A People’s Counsel report out in November 2023 showed that BGE was on track to invest billions of dollars in its natural gas infrastructure and more than double a typical household’s bill by 2035, which flies in the face of state climate goals.

“STRIDE reform is the single most important action that Maryland can take to address the massive utility bills customers are facing today,” Lapp said during Tuesday’s event. “Our office, state agencies and elected officials are being flooded with calls from customers who are now seeing the devastating impacts of 10 years of the STRIDE program with its promotion of aggressive gas infrastructure spending.”

BGE’s profits irk consumers with higher bills

Unlike businesses that compete on the open market, Lapp said, utilities generate profits by spending customer money.

“If they can persuade the government to endorse more spending through statutes or regulations, captive utility customers are stuck paying more for growing investor profits even if that spending is unwise or unnecessary,” he said.

The current STRIDE law, unchanged since 2013, supports building new gas systems, “but these gas systems are built for the horse and buggy. Today household gas appliances face declining markets due to stiff competition from modern electric appliances.”

BGE still has about $3 billion in planned future spending to replace its aging gas system, meaning Maryland gas customers stand to see their gas delivery rates double in the next decade.

BGE countered that customers want gas service, with 70% opposing a ban on natural gas.

Embry’s bill is the latest in a series of proposals by lawmakers aiming to address the affordability and reliability of the state’s energy resources.

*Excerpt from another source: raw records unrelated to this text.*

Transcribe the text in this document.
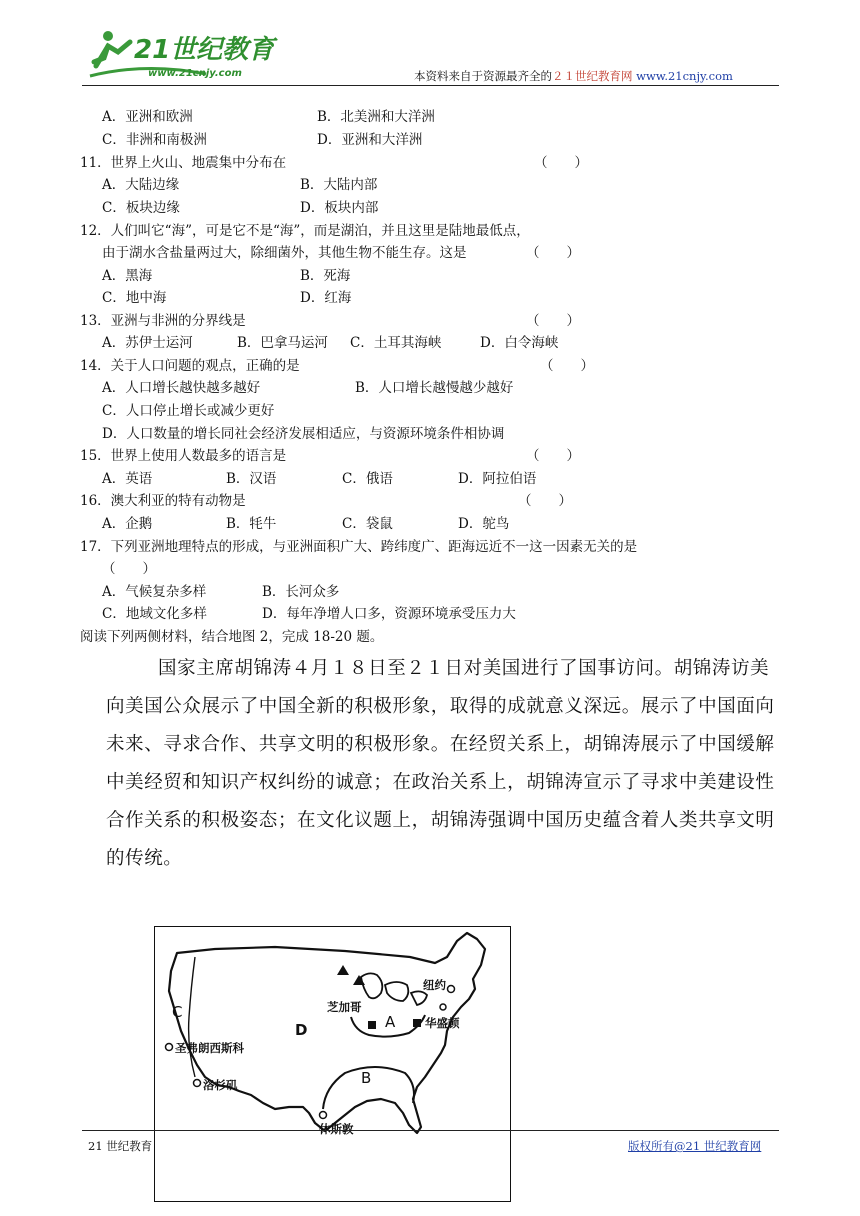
21世纪教育
www.21cnjy.com	本资料来自于资源最齐全的２１世纪教育网 www.21cnjy.com
A．亚洲和欧洲	B．北美洲和大洋洲
C．非洲和南极洲	D．亚洲和大洋洲
11．世界上火山、地震集中分布在	（　　）
A．大陆边缘	B．大陆内部
C．板块边缘	D．板块内部
12．人们叫它“海”，可是它不是“海”，而是湖泊，并且这里是陆地最低点，
由于湖水含盐量两过大，除细菌外，其他生物不能生存。这是	（　　）
A．黑海	B．死海
C．地中海	D．红海
13．亚洲与非洲的分界线是	（　　）
A．苏伊士运河	B．巴拿马运河 C．土耳其海峡	D．白令海峡
14．关于人口问题的观点，正确的是	（　　）
A．人口增长越快越多越好	B．人口增长越慢越少越好
C．人口停止增长或减少更好
D．人口数量的增长同社会经济发展相适应，与资源环境条件相协调
15．世界上使用人数最多的语言是	（　　）
A．英语	B．汉语	C．俄语	D．阿拉伯语
16．澳大利亚的特有动物是	（　　）
A．企鹅	B．牦牛	C．袋鼠	D．鸵鸟
17．下列亚洲地理特点的形成，与亚洲面积广大、跨纬度广、距海远近不一这一因素无关的是
（　　）
A．气候复杂多样	B．长河众多
C．地域文化多样	D．每年净增人口多，资源环境承受压力大
阅读下列两侧材料，结合地图 2，完成 18-20 题。

国家主席胡锦涛４月１８日至２１日对美国进行了国事访问。胡锦涛访美向美国公众展示了中国全新的积极形象，取得的成就意义深远。展示了中国面向未来、寻求合作、共享文明的积极形象。在经贸关系上，胡锦涛展示了中国缓解中美经贸和知识产权纠纷的诚意；在政治关系上，胡锦涛宣示了寻求中美建设性合作关系的积极姿态；在文化议题上，胡锦涛强调中国历史蕴含着人类共享文明的传统。

C
D	A
B
圣弗朗西斯科
洛杉矶
芝加哥
纽约
华盛顿
休斯敦
21 世纪教育	版权所有@21 世纪教育网
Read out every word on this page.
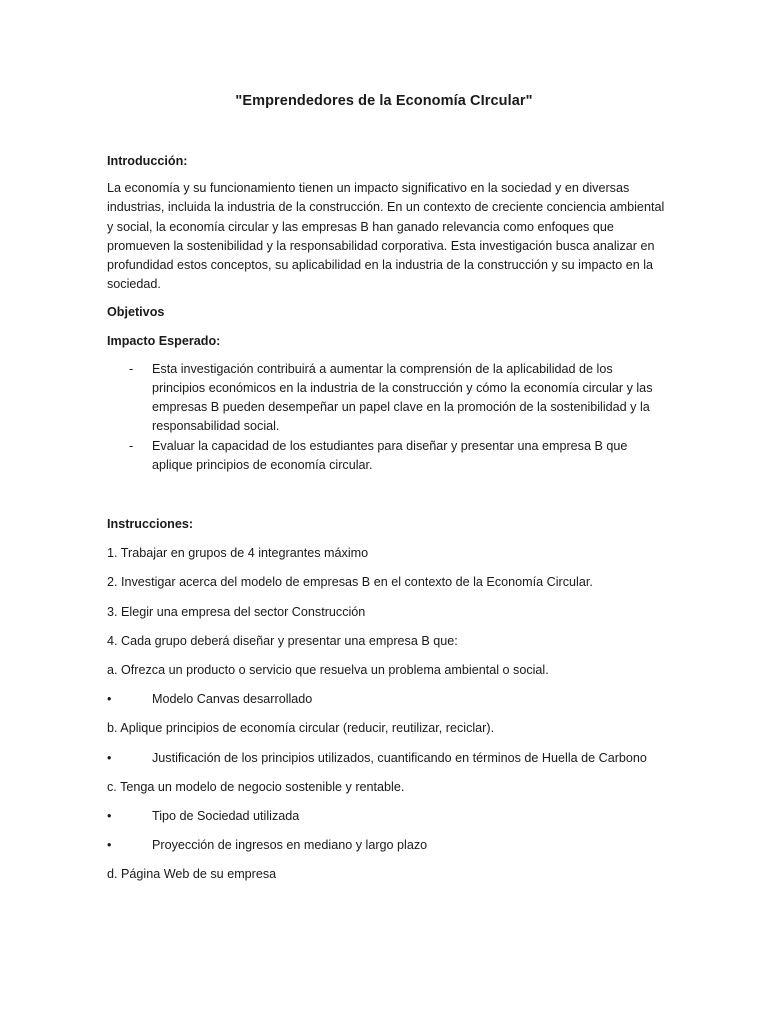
"Emprendedores de la Economía CIrcular"

Introducción:

La economía y su funcionamiento tienen un impacto significativo en la sociedad y en diversas industrias, incluida la industria de la construcción. En un contexto de creciente conciencia ambiental y social, la economía circular y las empresas B han ganado relevancia como enfoques que promueven la sostenibilidad y la responsabilidad corporativa. Esta investigación busca analizar en profundidad estos conceptos, su aplicabilidad en la industria de la construcción y su impacto en la sociedad.

Objetivos

Impacto Esperado:

- Esta investigación contribuirá a aumentar la comprensión de la aplicabilidad de los principios económicos en la industria de la construcción y cómo la economía circular y las empresas B pueden desempeñar un papel clave en la promoción de la sostenibilidad y la responsabilidad social.
- Evaluar la capacidad de los estudiantes para diseñar y presentar una empresa B que aplique principios de economía circular.

Instrucciones:

1. Trabajar en grupos de 4 integrantes máximo

2. Investigar acerca del modelo de empresas B en el contexto de la Economía Circular.

3. Elegir una empresa del sector Construcción

4. Cada grupo deberá diseñar y presentar una empresa B que:

a. Ofrezca un producto o servicio que resuelva un problema ambiental o social.

•	Modelo Canvas desarrollado

b. Aplique principios de economía circular (reducir, reutilizar, reciclar).

•	Justificación de los principios utilizados, cuantificando en términos de Huella de Carbono

c. Tenga un modelo de negocio sostenible y rentable.

•	Tipo de Sociedad utilizada

•	Proyección de ingresos en mediano y largo plazo

d. Página Web de su empresa
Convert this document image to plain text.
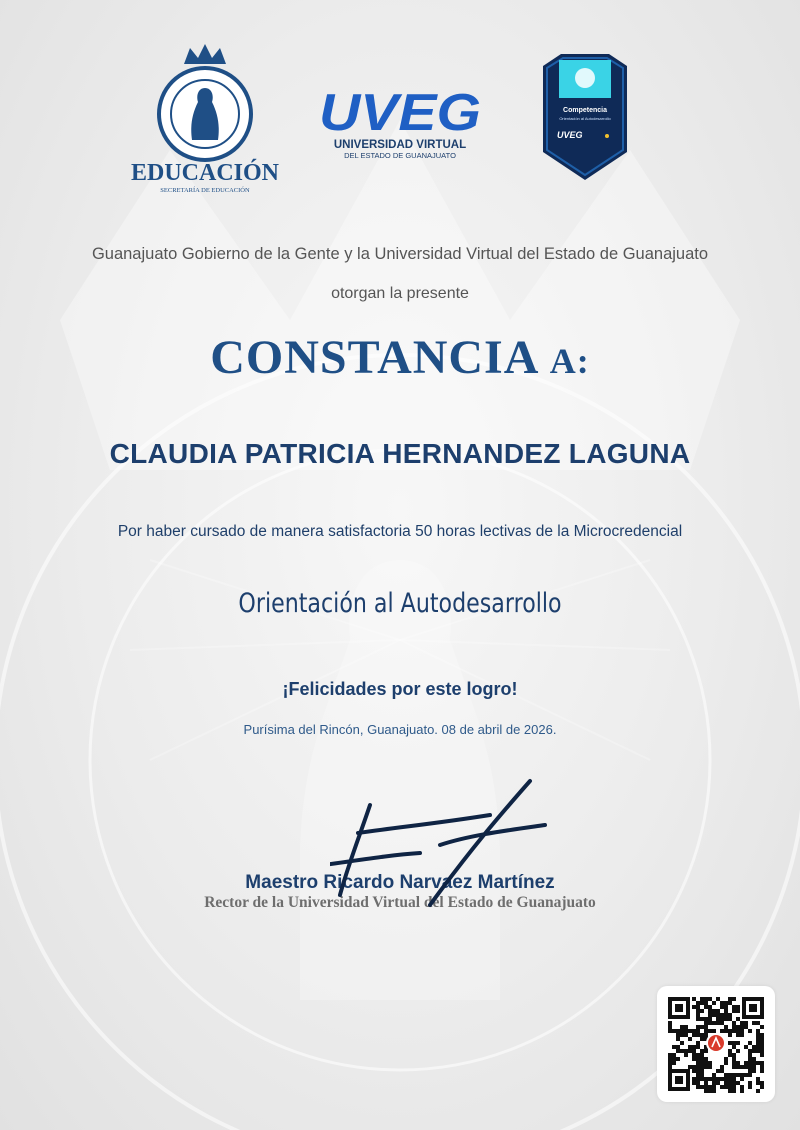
EDUCACIÓN
SECRETARÍA DE EDUCACIÓN
UVEG
UNIVERSIDAD VIRTUAL
DEL ESTADO DE GUANAJUATO
Competencia
Orientación al Autodesarrollo
UVEG
Guanajuato Gobierno de la Gente y la Universidad Virtual del Estado de Guanajuato
otorgan la presente
CONSTANCIA A:
CLAUDIA PATRICIA HERNANDEZ LAGUNA
Por haber cursado de manera satisfactoria 50 horas lectivas de la Microcredencial
Orientación al Autodesarrollo
¡Felicidades por este logro!
Purísima del Rincón, Guanajuato. 08 de abril de 2026.
Maestro Ricardo Narvaez Martínez
Rector de la Universidad Virtual del Estado de Guanajuato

At a separate news conference Monday, Maryland Senate President Bill Ferguson, a Baltimore Democrat, said that the state’s plans to shift to a “net-zero future” will take planning and stability and should not come at “an impossible cost to Marylanders.”

A package of bills seeks to reduce utility costs for customers while taking action to generate energy in-state by pursuing greener pathways, like wind, solar, water and natural gas.

Officials and advocates who came out in support of Embry’s bill Tuesday argued that utility bills have become so unaffordable that many people must choose between heating their homes or paying for gas or groceries.

BGE said it is taking steps to help customers, including waiving late payment fees for January and February, suspending disconnections for nonpayment in February and working to more quickly reconnect previously disconnected customers.